I am able to focus in on very subtle phenomena in the mind, but that focus waivers almost immediately and then needs to be redirected back to its target. I believe this is just how attention works and is not because my attention isn’t developed enough. Even in states of so-called highly sustained and undivided attention, which are obtained when one enters into the Jhanas, meta-cognition can realise that attention focuses, defocuses, focuses, defocuses very quickly. Attention cannot be like a laser beam which is incessantly locked onto its object. What can happen is attention can be focused on an object very scrupulously for extended periods of time while never drifting to any other mind object, but within that period the strength of that attention is undulating. Now the degree and duration for which attention focuses and defocuses can be minimised with training, but this is a feature of attention and cannot be done away with (so I presume). In fact, this undulating feature of attention is the case for all phenomena within the mind — at every level. Everything in consciousness has an ebb and a flow to it.


The spotlight of attention is more like a strobe.
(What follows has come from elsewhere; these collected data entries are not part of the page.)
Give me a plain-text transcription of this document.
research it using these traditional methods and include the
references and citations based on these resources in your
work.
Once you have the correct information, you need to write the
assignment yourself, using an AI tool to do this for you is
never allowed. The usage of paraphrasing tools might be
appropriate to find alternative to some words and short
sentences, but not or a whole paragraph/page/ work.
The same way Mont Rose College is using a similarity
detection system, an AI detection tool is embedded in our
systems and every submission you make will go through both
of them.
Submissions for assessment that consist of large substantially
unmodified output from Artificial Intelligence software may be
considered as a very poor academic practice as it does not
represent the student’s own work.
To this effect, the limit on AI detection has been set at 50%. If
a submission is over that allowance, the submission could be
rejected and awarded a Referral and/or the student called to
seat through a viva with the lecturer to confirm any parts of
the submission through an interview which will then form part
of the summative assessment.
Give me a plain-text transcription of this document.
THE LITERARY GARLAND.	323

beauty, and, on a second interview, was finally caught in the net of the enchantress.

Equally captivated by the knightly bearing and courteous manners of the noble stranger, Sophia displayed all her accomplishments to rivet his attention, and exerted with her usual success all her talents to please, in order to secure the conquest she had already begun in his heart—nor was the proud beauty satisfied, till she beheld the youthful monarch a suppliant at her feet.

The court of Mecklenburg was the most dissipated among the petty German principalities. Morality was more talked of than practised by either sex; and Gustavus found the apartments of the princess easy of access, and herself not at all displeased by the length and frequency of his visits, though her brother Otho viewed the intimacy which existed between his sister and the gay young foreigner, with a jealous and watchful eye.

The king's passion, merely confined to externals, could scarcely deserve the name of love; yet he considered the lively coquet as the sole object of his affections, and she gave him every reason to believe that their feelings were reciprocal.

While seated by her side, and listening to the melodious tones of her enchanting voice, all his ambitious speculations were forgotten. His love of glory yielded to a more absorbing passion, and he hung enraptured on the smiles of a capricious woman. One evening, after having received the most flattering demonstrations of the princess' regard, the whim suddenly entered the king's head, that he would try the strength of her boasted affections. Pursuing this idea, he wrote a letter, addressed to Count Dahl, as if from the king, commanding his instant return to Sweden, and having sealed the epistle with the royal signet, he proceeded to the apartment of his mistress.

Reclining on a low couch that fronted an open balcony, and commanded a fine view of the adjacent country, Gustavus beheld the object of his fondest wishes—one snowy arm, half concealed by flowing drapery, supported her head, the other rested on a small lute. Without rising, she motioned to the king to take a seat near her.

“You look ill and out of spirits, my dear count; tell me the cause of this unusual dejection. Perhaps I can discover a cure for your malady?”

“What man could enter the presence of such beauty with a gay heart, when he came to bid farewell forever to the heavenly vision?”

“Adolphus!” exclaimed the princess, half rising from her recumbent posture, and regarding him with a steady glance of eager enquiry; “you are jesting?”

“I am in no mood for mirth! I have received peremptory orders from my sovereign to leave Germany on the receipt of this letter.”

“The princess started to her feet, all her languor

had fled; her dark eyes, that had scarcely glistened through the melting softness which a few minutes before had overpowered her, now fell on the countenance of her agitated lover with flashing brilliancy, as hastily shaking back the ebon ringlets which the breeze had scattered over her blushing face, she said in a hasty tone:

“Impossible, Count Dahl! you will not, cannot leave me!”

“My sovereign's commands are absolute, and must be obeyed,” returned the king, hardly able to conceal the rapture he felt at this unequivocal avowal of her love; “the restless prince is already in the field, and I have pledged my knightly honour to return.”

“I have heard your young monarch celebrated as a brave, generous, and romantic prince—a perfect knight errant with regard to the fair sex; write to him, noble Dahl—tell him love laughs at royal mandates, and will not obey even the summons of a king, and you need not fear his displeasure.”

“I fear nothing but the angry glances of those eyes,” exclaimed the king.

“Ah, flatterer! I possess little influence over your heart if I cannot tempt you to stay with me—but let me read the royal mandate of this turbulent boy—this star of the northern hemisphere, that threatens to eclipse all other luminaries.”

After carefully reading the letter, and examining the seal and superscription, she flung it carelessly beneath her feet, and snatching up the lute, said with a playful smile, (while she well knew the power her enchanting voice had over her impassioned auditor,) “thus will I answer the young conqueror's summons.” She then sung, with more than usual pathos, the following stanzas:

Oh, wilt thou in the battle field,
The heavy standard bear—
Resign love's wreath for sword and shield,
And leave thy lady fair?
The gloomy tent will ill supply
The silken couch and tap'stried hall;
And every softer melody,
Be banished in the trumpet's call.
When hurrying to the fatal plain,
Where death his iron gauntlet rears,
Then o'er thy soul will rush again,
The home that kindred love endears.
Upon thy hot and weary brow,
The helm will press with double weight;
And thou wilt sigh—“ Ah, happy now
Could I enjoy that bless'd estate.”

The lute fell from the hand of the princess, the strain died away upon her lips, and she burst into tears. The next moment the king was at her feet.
Once an object in consciousness has been discerned and the mind knows of its “location” it becomes easier to retrieve that node of information after having lost it. I can dive quite deep, very quickly into my mind to witness subtle phenomena in fringe consciousness. I can almost immediately engage focused attention to become aware of the vibratory nature of a specific sensation, however if I haven’t built up momentum yet that attention resurfaces to more gross sensations straight after catching a glimpse. I think of this like precision bungee jumping. Delving attention rapidly down into earlier and subtle processes in consciousness, before it springs back up again to the level of ordinary sights, sounds, thoughts etc. In order to stay at the deeper/more fine grained levels for longer I need to build up some momentum for half an hour or so to strength sustained attention and engage vigilance and alertness. However, it seems focused attention is instantaneously available to me, at least concerning those mind objects whose whereabouts have already been discovered.